Types of 401(k) Compliance Testing
- Actual Deferral Percentage (ADP) Test. This test compares the average percentage of compensation that HCE’s defer into their 401(k) accounts with that of NHCEs. If HCEs defer too much more than the NHCEs, the plan may fail this test.
- Actual Contribution Percentage (ACP) Test. This test looks at employer matching contributions and after-tax contributions, comparing the average percentage contributed for HCEs and NHCEs.
- If either the ADP or ACP tests fail, the employer must take corrective action. Common remedies include refunding the excess contributions to the HCEs, making additional contributions to the NHCEs, or recharacterizing contributions, if eligible.
- If a plan continues to fail testing year after year, employers may consider changing to a safe harbor plan design. This plan design requires employers to make minimum contributions to employees’ accounts and in return, the plan is exempt from the ADP and ACP testing.
Other 401(k) Plan Testing
- Top-Heavy Test. This test ensures that Key employees (owners or officers earning above a compensation threshold) don’t hold more than 60% of the plan’s total assets. If a plan is “top-heavy”, employers must generally make minimum contributions to Non-Key employees’ accounts, which is typically 3% of compensation. The determination of which employees are considered Key employees should be reviewed yearly by the provider performing the tests.
- Deduction / Contribution Limit Reviews. The dollar limit that an employee can defer annually out of their own payroll is limited, as well as the total amount of contributions into the plan, which combines deferrals with employer contributions received by an employee during the year. These annual dollar limitations are adjusted each year by the IRS and can vary based on the employee’s age. It is important to do periodic reviews throughout the year to ensure that no employee exceeds these limitations.
- Coverage Test. This test ensures the plan covers a fair cross-section of employees and focuses on who is benefiting from the plan.
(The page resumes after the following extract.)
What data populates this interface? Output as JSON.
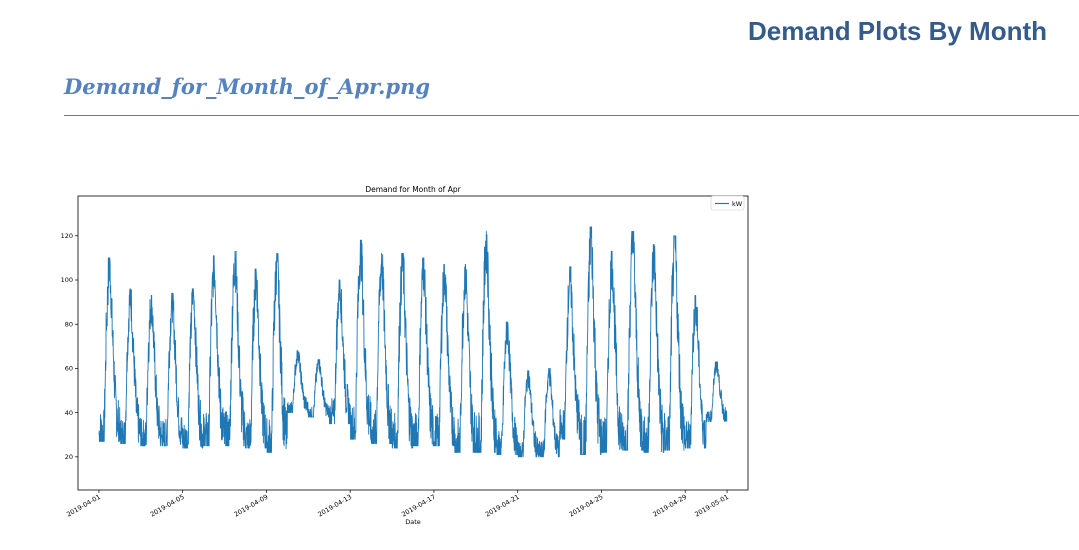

The plan must provide meaningful benefits to NHCEs, not just executives and owners. An employee is considered benefiting if they are eligible and participating / receiving employer contributions. There are a couple of different tests that can be run to see if coverage is sufficient. Failing coverage testing is a serious compliance issue and a plan could lose its tax-qualified status.
Plan testing is an essential part of maintaining a compliant and fair plan. The process can become very complex, and the limits are ever-changing, so it is important that the plan sponsor hires a trusted and experienced provider to perform these tests. At Greenleaf Trust, our current staff within the retirement plan division that perform these tests have a combined 108 years of experience!